Types of Modulus of elasticity

a) Young’s Modulus of elasticity

It is defined as the ratio of normal stress to the longitudinal strain within the elastic limit.

$$ Y =\frac {\text {Normal stress}}{\text {Longitudional strain}} $$

Consider a wire of length ‘l’ and radius ‘r’ as shown in the figure. If a force ‘F’ is applied along the length of the wire so that its length increases by Δl. Then,

$$ \text {Normal stress} = \frac FA $$

Where A is the cross sectional area

$$ A = \pi r^2 $$

$$\text {Longitudinal strain} = \frac {\Delta L}{L} $$

$$ Y = \frac {\frac FA}{\frac {\Delta L}{L}} $$

$$=\frac {Fl}{A\Delta L} $$

If extension produced in the wire is due to the load of mass ‘m’, then the above formula becomes

$$ F = mg$$

$$A = \pi r^2$$

$$ Y = \frac {mg}{\pi r^2} $$

b) Bulk modulus of elasticity (k)

It is defined as the ratio of normal stress to the volumetric strain within the elastic limit.

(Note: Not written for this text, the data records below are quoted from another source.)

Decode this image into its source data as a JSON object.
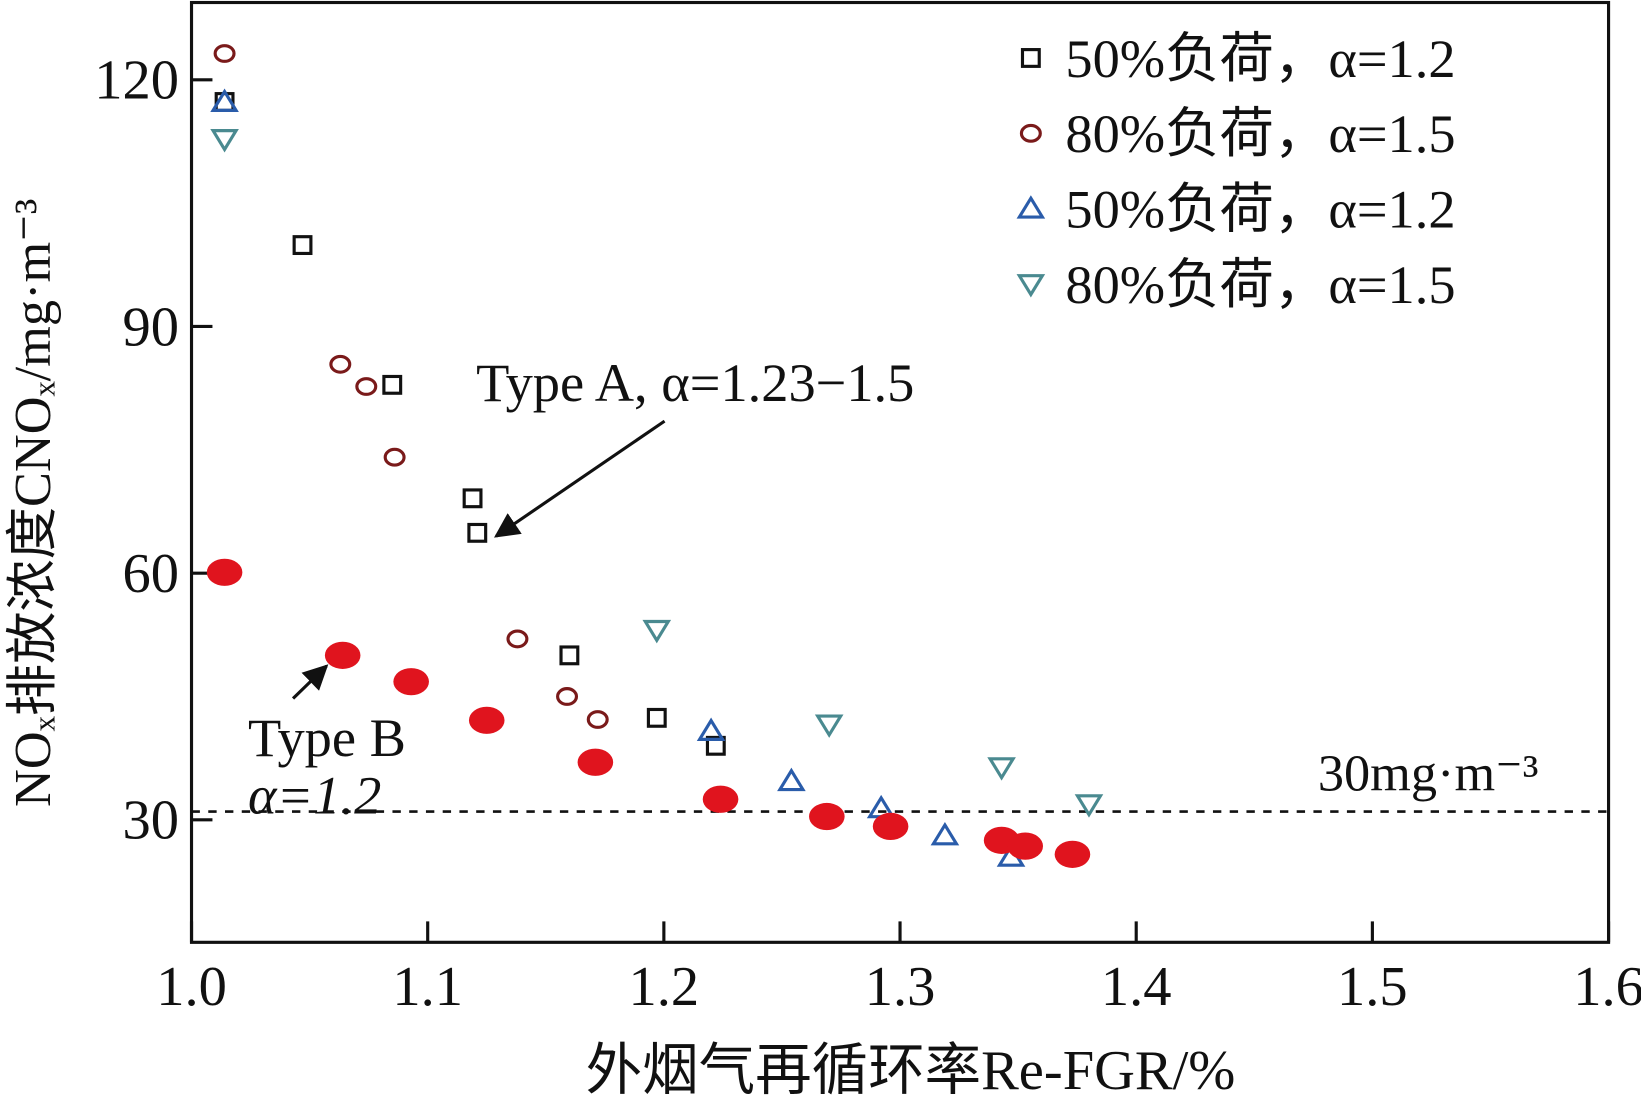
{
  "chart_data": {
    "type": "scatter",
    "x_label": "外烟气再循环率Re-FGR/%",
    "y_label": "NOₓ排放浓度CNOₓ/mg·m⁻³",
    "xlim": [
      1.0,
      1.6
    ],
    "xticks": [
      {
        "value": 1.0,
        "label": "1.0"
      },
      {
        "value": 1.1,
        "label": "1.1"
      },
      {
        "value": 1.2,
        "label": "1.2"
      },
      {
        "value": 1.3,
        "label": "1.3"
      },
      {
        "value": 1.4,
        "label": "1.4"
      },
      {
        "value": 1.5,
        "label": "1.5"
      },
      {
        "value": 1.6,
        "label": "1.6"
      }
    ],
    "ylim": [
      15.1,
      129.4
    ],
    "yticks": [
      30,
      60,
      90,
      120
    ],
    "legend": "upper right",
    "series": [
      {
        "name": "50%负荷，α=1.2",
        "color": "#111111",
        "marker": "square",
        "x": [
          1.014,
          1.047,
          1.085,
          1.119,
          1.121,
          1.16,
          1.197,
          1.222
        ],
        "y": [
          117.3,
          99.9,
          82.9,
          69.1,
          64.9,
          50.0,
          42.4,
          39.0
        ]
      },
      {
        "name": "80%负荷，α=1.5",
        "color": "#7a1a1a",
        "marker": "circle",
        "x": [
          1.014,
          1.063,
          1.074,
          1.086,
          1.138,
          1.159,
          1.172
        ],
        "y": [
          123.2,
          85.4,
          82.7,
          74.1,
          52.0,
          45.0,
          42.2
        ]
      },
      {
        "name": "50%负荷，α=1.2",
        "color": "#2a5caa",
        "marker": "triangle-up",
        "x": [
          1.014,
          1.22,
          1.254,
          1.292,
          1.319,
          1.347
        ],
        "y": [
          117.3,
          40.8,
          34.7,
          31.4,
          28.1,
          25.5
        ]
      },
      {
        "name": "80%负荷，α=1.5",
        "color": "#4a8a90",
        "marker": "triangle-down",
        "x": [
          1.014,
          1.197,
          1.27,
          1.343,
          1.38
        ],
        "y": [
          112.8,
          53.1,
          41.6,
          36.4,
          31.9
        ]
      },
      {
        "color": "#e0141e",
        "marker": "filled-ellipse",
        "x": [
          1.014,
          1.064,
          1.093,
          1.125,
          1.171,
          1.224,
          1.269,
          1.296,
          1.343,
          1.353,
          1.373
        ],
        "y": [
          60.1,
          50.0,
          46.8,
          42.1,
          37.0,
          32.5,
          30.4,
          29.2,
          27.5,
          26.8,
          25.8
        ]
      }
    ],
    "reference_line": {
      "value": 31,
      "label": "30mg·m⁻³"
    },
    "annotations": [
      "Type A, α=1.23−1.5",
      "Type B",
      "α=1.2"
    ]
  }
}
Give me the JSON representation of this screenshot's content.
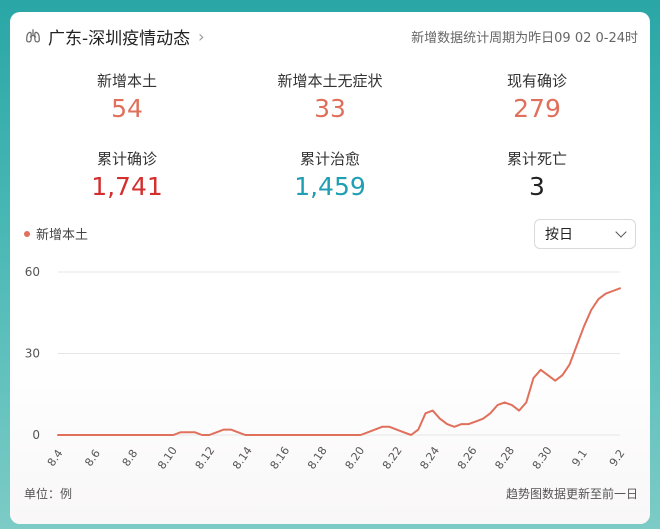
{
  "header": {
    "title": "广东-深圳疫情动态",
    "period_note": "新增数据统计周期为昨日09 02 0-24时"
  },
  "stats": [
    {
      "label": "新增本土",
      "value": "54",
      "color": "#e0705b"
    },
    {
      "label": "新增本土无症状",
      "value": "33",
      "color": "#e0705b"
    },
    {
      "label": "现有确诊",
      "value": "279",
      "color": "#e0705b"
    },
    {
      "label": "累计确诊",
      "value": "1,741",
      "color": "#d32f2f"
    },
    {
      "label": "累计治愈",
      "value": "1,459",
      "color": "#1f9fb4"
    },
    {
      "label": "累计死亡",
      "value": "3",
      "color": "#222222"
    }
  ],
  "legend_label": "新增本土",
  "select": {
    "value": "按日"
  },
  "footer": {
    "unit": "单位：例",
    "note": "趋势图数据更新至前一日"
  },
  "chart_data": {
    "type": "line",
    "series": [
      {
        "name": "新增本土",
        "color": "#e0705b",
        "values": [
          0,
          0,
          0,
          0,
          0,
          0,
          0,
          0,
          0,
          0,
          0,
          0,
          0,
          0,
          0,
          0,
          0,
          1,
          1,
          1,
          0,
          0,
          1,
          2,
          2,
          1,
          0,
          0,
          0,
          0,
          0,
          0,
          0,
          0,
          0,
          0,
          0,
          0,
          0,
          0,
          0,
          0,
          0,
          1,
          2,
          3,
          3,
          2,
          1,
          0,
          2,
          8,
          9,
          6,
          4,
          3,
          4,
          4,
          5,
          6,
          8,
          11,
          12,
          11,
          9,
          12,
          21,
          24,
          22,
          20,
          22,
          26,
          33,
          40,
          46,
          50,
          52,
          53,
          54
        ]
      }
    ],
    "x_ticks": [
      "8.4",
      "8.6",
      "8.8",
      "8.10",
      "8.12",
      "8.14",
      "8.16",
      "8.18",
      "8.20",
      "8.22",
      "8.24",
      "8.26",
      "8.28",
      "8.30",
      "9.1",
      "9.2"
    ],
    "y_ticks": [
      "0",
      "30",
      "60"
    ],
    "ylim": [
      0,
      60
    ],
    "grid": true
  }
}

$$ Y =\frac {\text {Normal stress}}{\text {Volumetric strain}} $$

Consider a spherical object of volume ‘V’ and area ‘A’ as shown in the figure above. If a force ‘F’ is applied normally on the entire surface of the object so that its volume decreases by ΔV.

Then,

$$ \text {Normal stress} = \frac FA $$

$$ \text {Volumetric strain} = -\frac {\Delta V}{V} [-\text{ sign indicates that the volume decreases with the application of force}] $$

$$\text {Bulk modulus} = \frac {\frac FA}{\frac {\Delta V}{V}} = \frac {FV}{A\Delta V} $$

The reciprocal of bulk modulus of elasticity is called compressibility. It is denoted by ‘C’.

$$ C = \frac 1K $$

Unit of C = N^-1m²

c) Shear modulus or modulus of rigidity (η)

$$ \eta =\frac {\text {Tangential stress}}{\text {Shear strain}} $$

Consider a cubical object as shown in the figure. If a force ‘F’ is acting tangentially to the upper surface of the cube and lower surface is fixed, then,

$$ \text {Tangential stress} = \frac FA $$

$$\text {Shear strain} (\theta) = \frac XL $$

$$\eta = \frac {\frac FA}{\frac {X}{L}} = \frac {FL}{AX} $$